Michel Zecler : cinq ans après son agression par la police, l'attente du procès
La vie de Michel Zecler, producteur de musique installé en région parisienne, a radicalement changé le 21 novembre 2020. Ce soir-là, des policiers l'ont suivi dans son studio et l'ont violemment frappé sans motif apparent. L'agression a été intégralement filmée par une caméra de sécurité que le producteur avait installée quelques mois plus tôt.
Une caméra qui a tout changé
Sans cette preuve vidéo, Michel Zecler est convaincu qu'il serait aujourd'hui en prison. Les policiers ont en effet affirmé aux enquêteurs que c'était lui qui les avait provoqués et agressés. « Ils ignoraient une chose : tout a été filmé », rappelle le producteur, faisant référence aux images qui ont circulé sur les réseaux sociaux peu après les faits.
Séquelles physiques et psychologiques persistantes
Cinq ans après ce déchaînement de violence policière, Michel Zecler conserve des séquelles à la fois physiques et psychologiques. Il décrit avoir cru mourir sous les coups répétés des agents. Pourtant, il n'avait commis aucune infraction ce soir-là.
Le producteur exprime aujourd'hui un soulagement mitigé : ses agresseurs seront enfin jugés en novembre prochain à Paris. « J'espère que la justice me donnera raison », confie-t-il, tout en précisant qu'il ne souhaite pas mettre tous les policiers dans le même sac.
Dénonciation d'un système de protection
Malgré cette nuance, Michel Zecler dénonce fermement ce qu'il considère comme un système de protection au sein de l'institution policière. Selon lui, ce mécanisme permettrait à de trop nombreuses « brebis galeuses » d'échapper à leurs responsabilités.

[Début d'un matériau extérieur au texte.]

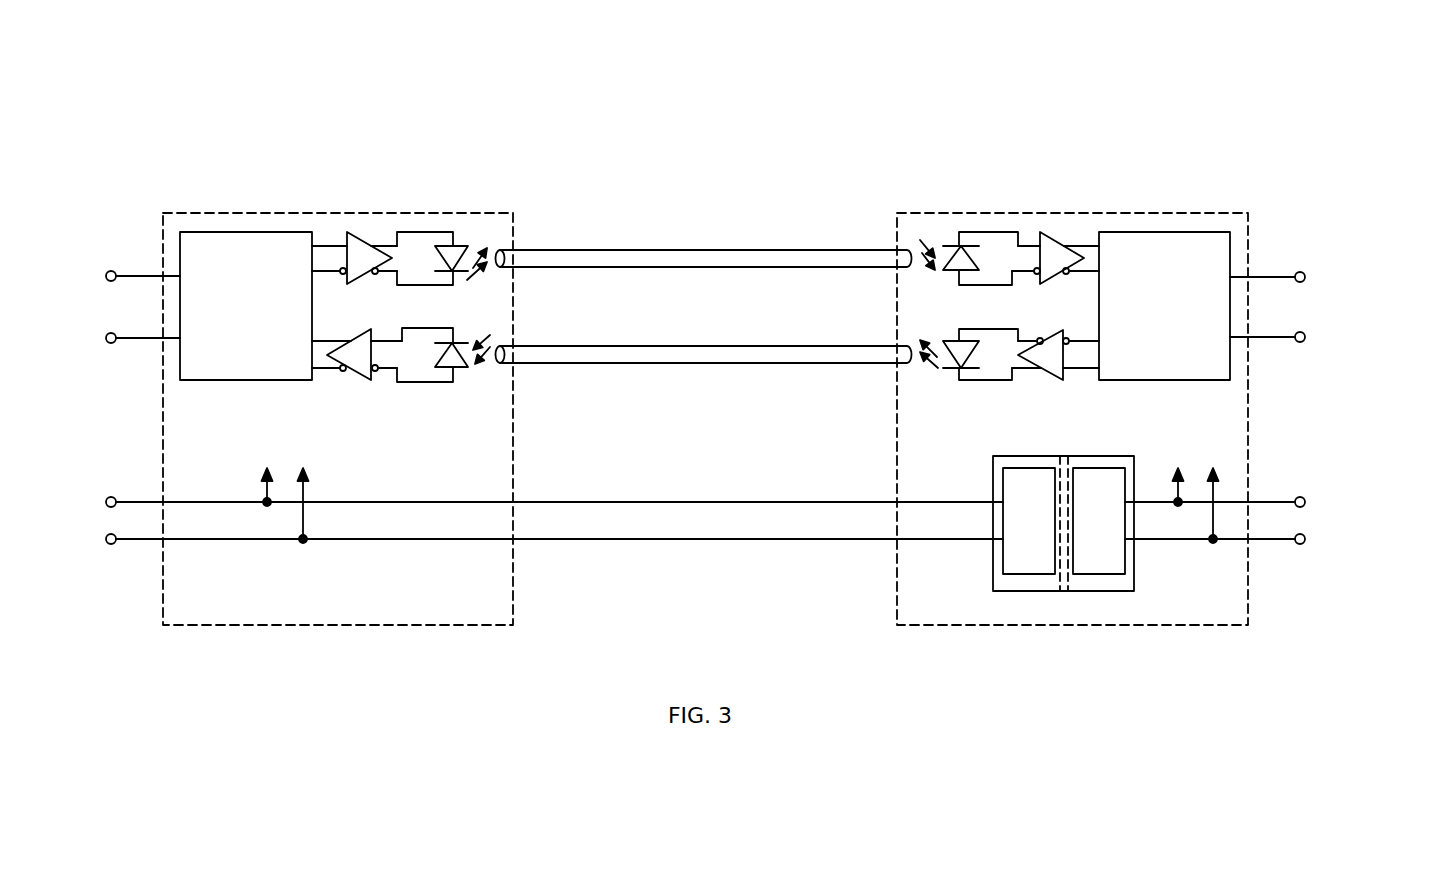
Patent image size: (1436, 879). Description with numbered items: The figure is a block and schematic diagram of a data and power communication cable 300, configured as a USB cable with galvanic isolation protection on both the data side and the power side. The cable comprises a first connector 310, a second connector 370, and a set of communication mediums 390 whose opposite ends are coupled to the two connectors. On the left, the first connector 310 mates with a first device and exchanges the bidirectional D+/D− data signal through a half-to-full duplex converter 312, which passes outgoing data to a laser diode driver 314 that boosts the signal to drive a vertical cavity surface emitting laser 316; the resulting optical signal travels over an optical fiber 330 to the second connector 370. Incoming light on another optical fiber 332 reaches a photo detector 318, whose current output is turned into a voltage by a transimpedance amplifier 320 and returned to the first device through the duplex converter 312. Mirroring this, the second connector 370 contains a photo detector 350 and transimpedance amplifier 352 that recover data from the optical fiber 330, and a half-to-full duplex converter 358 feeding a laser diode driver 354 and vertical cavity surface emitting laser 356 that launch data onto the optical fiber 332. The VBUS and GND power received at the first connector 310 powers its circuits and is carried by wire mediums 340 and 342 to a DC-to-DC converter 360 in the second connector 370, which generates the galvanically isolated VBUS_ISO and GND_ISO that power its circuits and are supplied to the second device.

The data and power communication cable 300 is at (989, 76).
The first connector 310 is at (513, 187).
The half-to-full duplex converter 312 is at (246, 306).
The laser diode driver 314 is at (358, 237).
The vertical cavity surface emitting laser 316 is at (466, 243).
The photo detector 318 is at (465, 370).
The transimpedance amplifier 320 is at (356, 377).
The optical fiber 330 is at (722, 250).
The optical fiber 332 is at (722, 363).
The wire medium 340 is at (723, 503).
The wire medium 342 is at (722, 539).
The photo detector 350 is at (943, 246).
The transimpedance amplifier 352 is at (1052, 239).
The laser diode driver 354 is at (1056, 376).
The vertical cavity surface emitting laser 356 is at (946, 370).
The half-to-full duplex converter 358 is at (1164, 306).
The DC-to-DC converter 360 is at (1090, 456).
The second connector 370 is at (1248, 187).
The set of communication mediums 390 is at (898, 625).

La reconstruction par la musique et le soutien
En attendant le procès, le producteur tente de se reconstruire grâce au soutien de ses proches et à la musique qui a toujours rythmé sa vie. Dans un témoignage exclusif, il partage son parcours marqué par l'incompréhension, la colère, mais aussi une volonté ferme de tourner la page.
L'affaire Michel Zecler reste emblématique des débats sur les violences policières en France, d'autant plus que les images de l'agression ont provoqué une onde de choc dans l'opinion publique. Le procès à venir sera donc particulièrement observé, tant pour la victime que pour l'institution policière dans son ensemble.